Biblioteche pubbliche d’Italia: quale futuro?

Un recente saggio affronta il tema della fruibilità della biblioteca del XXI secolo

di Laura Dabbene

Chi ama davvero i libri, pur desiderandone il possesso nella libreria personale, non può non essere affascinato da quei luoghi nati non solo per raccoglierli e conservarli, ma anche per consultarli senza acquistarli: le biblioteche.

Un interessante saggio di Antonella Agnoli, Le piazze del sapere.
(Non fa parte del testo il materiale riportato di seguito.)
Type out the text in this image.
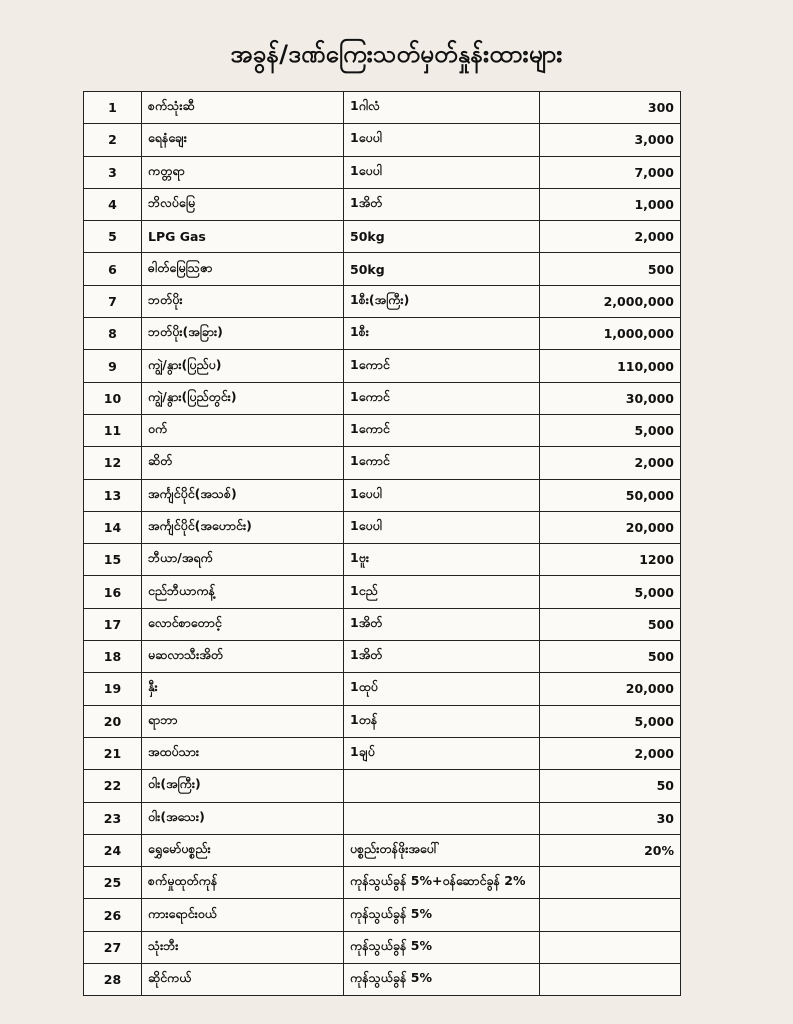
အခွန်/ဒဏ်ကြေးသတ်မှတ်နှုန်းထားများ
1	စက်သုံးဆီ	1ဂါလံ	300
2	ရေနံချေး	1ပေပါ	3,000
3	ကတ္တရာ	1ပေပါ	7,000
4	ဘိလပ်မြေ	1အိတ်	1,000
5	LPG Gas	50kg	2,000
6	ဓါတ်မြေဩဇာ	50kg	500
7	ဘတ်ပိုး	1စီး(အကြီး)	2,000,000
8	ဘတ်ပိုး(အခြား)	1စီး	1,000,000
9	ကျွဲ/နွား(ပြည်ပ)	1ကောင်	110,000
10	ကျွဲ/နွား(ပြည်တွင်း)	1ကောင်	30,000
11	ဝက်	1ကောင်	5,000
12	ဆိတ်	1ကောင်	2,000
13	အင်္ကျင်ပိုင်(အသစ်)	1ပေပါ	50,000
14	အင်္ကျင်ပိုင်(အဟောင်း)	1ပေပါ	20,000
15	ဘီယာ/အရက်	1ဗူး	1200
16	ငည်ဘီယာကန့်	1ငည်	5,000
17	လောင်စာတောင့်	1အိတ်	500
18	မဆလာသီးအိတ်	1အိတ်	500
19	နှီး	1ထုပ်	20,000
20	ရာဘာ	1တန်	5,000
21	အထပ်သား	1ချပ်	2,000
22	ဝါး(အကြီး)		50
23	ဝါး(အသေး)		30
24	ရွှေမော်ပစ္စည်း	ပစ္စည်းတန်ဖိုးအပေါ်	20%
25	စက်မှုထုတ်ကုန်	ကုန်သွယ်ခွန် 5%+ဝန်ဆောင်ခွန် 2%	
26	ကားရောင်းဝယ်	ကုန်သွယ်ခွန် 5%	
27	သုံးဘီး	ကုန်သွယ်ခွန် 5%	
28	ဆိုင်ကယ်	ကုန်သွယ်ခွန် 5%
Biblioteche e libertà (Laterza, 2009) offre uno sguardo sull’idea stessa di biblioteca, oltre che un’analisi dello status di queste istituzioni nel nostro Paese. Nel titolo, didascalico, ma evocativo, sono ben condensate le quattro aree tematiche dello studio.
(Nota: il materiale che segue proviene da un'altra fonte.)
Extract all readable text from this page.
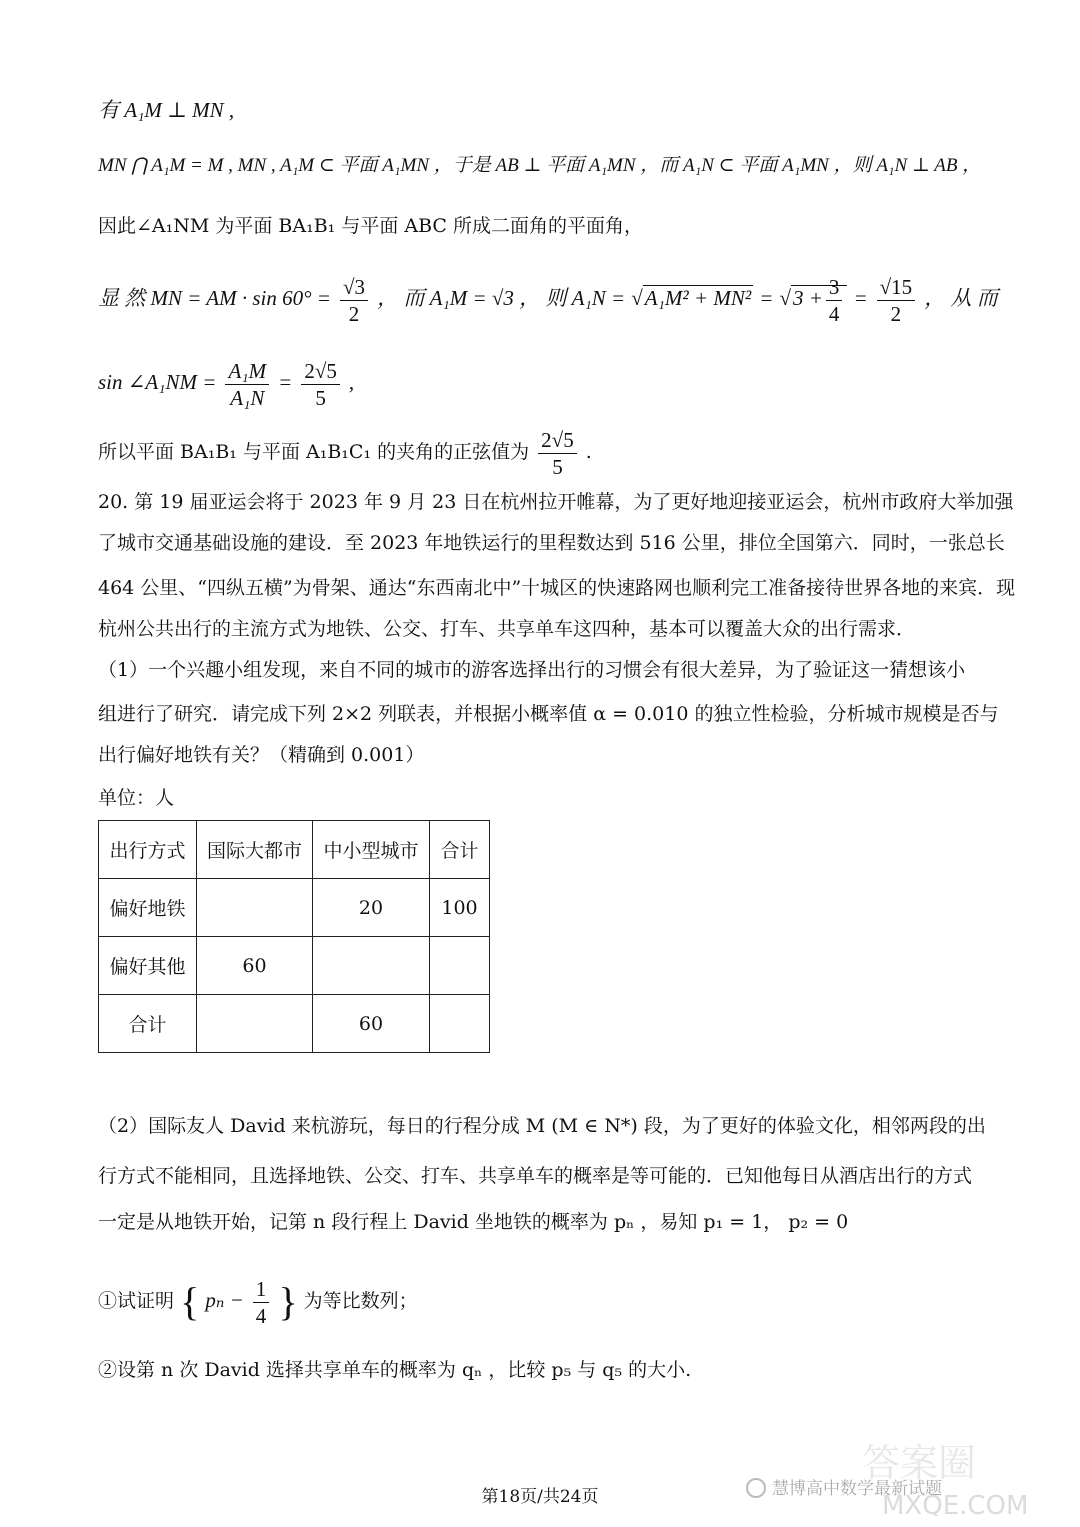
有 A₁M ⊥ MN ,
MN ⋂ A₁M = M , MN , A₁M ⊂ 平面 A₁MN ，于是 AB ⊥ 平面 A₁MN ，而 A₁N ⊂ 平面 A₁MN ，则 A₁N ⊥ AB ，
因此∠A₁NM 为平面 BA₁B₁ 与平面 ABC 所成二面角的平面角，
显 然 MN = AM · $\sin 60^\circ = \frac{√3}{2}$ ， 而 A₁M = √3 ， 则 $A_1N = √A_1M^2 + MN^2 = √3 + \frac{3}{4} = \frac{√15}{2}$ ， 从 而
sin ∠A₁NM = $\frac{\text{A₁M}}{\text{A₁N}} = \frac{2√5}{5}$ ,
所以平面 BA₁B₁ 与平面 A₁B₁C₁ 的夹角的正弦值为 $\frac{2√5}{5}$ .
20. 第 19 届亚运会将于 2023 年 9 月 23 日在杭州拉开帷幕，为了更好地迎接亚运会，杭州市政府大举加强
了城市交通基础设施的建设．至 2023 年地铁运行的里程数达到 516 公里，排位全国第六．同时，一张总长
464 公里、“四纵五横”为骨架、通达“东西南北中”十城区的快速路网也顺利完工准备接待世界各地的来宾．现
杭州公共出行的主流方式为地铁、公交、打车、共享单车这四种，基本可以覆盖大众的出行需求．
（1）一个兴趣小组发现，来自不同的城市的游客选择出行的习惯会有很大差异，为了验证这一猜想该小
组进行了研究．请完成下列 2×2 列联表，并根据小概率值 α = 0.010 的独立性检验，分析城市规模是否与
出行偏好地铁有关？（精确到 0.001）
单位：人
出行方式	国际大都市	中小型城市	合计
偏好地铁		20	100
偏好其他	60		
合计		60	
（2）国际友人 David 来杭游玩，每日的行程分成 M (M ∈ N*) 段，为了更好的体验文化，相邻两段的出
行方式不能相同，且选择地铁、公交、打车、共享单车的概率是等可能的．已知他每日从酒店出行的方式
一定是从地铁开始，记第 n 段行程上 David 坐地铁的概率为 pₙ ，易知 p₁ = 1， p₂ = 0
①试证明 { $p_n - \frac{1}{4}$ } 为等比数列；
②设第 n 次 David 选择共享单车的概率为 qₙ ，比较 p₅ 与 q₅ 的大小.
第18页/共24页	慧博高中数学最新试题
答案圈
MXQE.COM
Biblioteche. Questo il soggetto. La biblioteca è da sempre stata luogo di studio, incontro e scambio tra intellettuali. Tale funzione l’ha spesso resa spazio d’elite, capace di creare soggezione, ma altri limiti ne hanno fatto un luogo distante dalla vita reale e dai suoi ritmi: barricate architettoniche che separano utenti e personale, macchinose procedure d’entrata, divieti d’accesso agli scaffali, tristi riti di compilazione in triplice copia di cedolini di richiesta, orari assolutamente inadeguati. Sono mancati un progetto culturale ed una volontà politica per trasformare le biblioteche in luoghi a misura di cittadino, mentre essi costituiscono i fondamenti per renderle spazi dove sentirsi a casa, con postazioni studiate ad hoc secondo le necessità, una segnaletica, semplice, ma efficace, un’illuminazione diffusa e calda, personale che, conservando specifiche competenze professionali, sappia essere vicino al pubblico.

Sapere. Questo l’oggetto. Sapere e conoscenza possono sconfiggere ignoranza e oscurantismo. Rendere la biblioteca accogliente per tutti, senza differenza di età, classe sociale, professione, colore, lingua o religione, significa diffondere un sapere ben più ampio di quello tradizionale, inviando un messaggio di apertura e condivisione. Concepire la biblioteca come spazio di esperienze molteplici, dove incontrare persone diverse da noi, significa imparare che sapere e conoscenza avvicinano.

Piazze. Questi i luoghi cui le biblioteche dovrebbero ispirarsi, sia ideologicamente e culturalmente, sia morfologicamente. Spazi aperti d’incontro e di sosta, dove passeggiare, chiacchierare, discutere. Spazi che costituiscono l’essenza dell’essere cittadino, come l’agorà nel mondo greco, che sublimano l’idea di spazio pubblico accessibile a chiunque.

public library 1Libertà. Questo l’obiettivo. Libertà di accesso e di movimento, libertà di prendere un libro sugli scaffali e avere un posto adatto per appoggiarlo, libertà di fare uno spuntino, di chiedere consiglio o aiuto, ma anche libertà di essere se stessi in uno spazio dove non importano le griffes che ci marchiano o le persone che ci accompagnano, dove non si deve acquistare nulla per essere i benvenuti.

Quanto è realizzabile (o illusorio) ciò che auspica l’autrice? Ognuno risponda secondo la propria esperienza e chi umilmente ritenga di non saperne abbastanza per esprimere un’opinione si procuri in emeroteca (sezione della biblioteca dove si consultano riviste e quotidiani, anche le annate d’archivio, secondo la disponibilità) Il Sole 24 Ore del 26 luglio 2009. Nel supplemento Domenica, a pagina 25, si trovano tre eloquenti editoriali sulla situazione italiana: La scure sui libri. E le auto blu? di Tullio Gregory, Povere biblioteche d’I-taglia di Roberto Coaloa, Mi hanno vietato Rossini di Philip Gosset. Un quarto illustra bene non solo come le biblioteche funzionino nella vicina Germania, ma anche quanto presso i nostri Nachbaren un direttore di biblioteca, donna, italiana, possa essere riconosciuto ed apprezzato motore di cultura: La signora delle lettere tedesche di Alessandro Melazzini.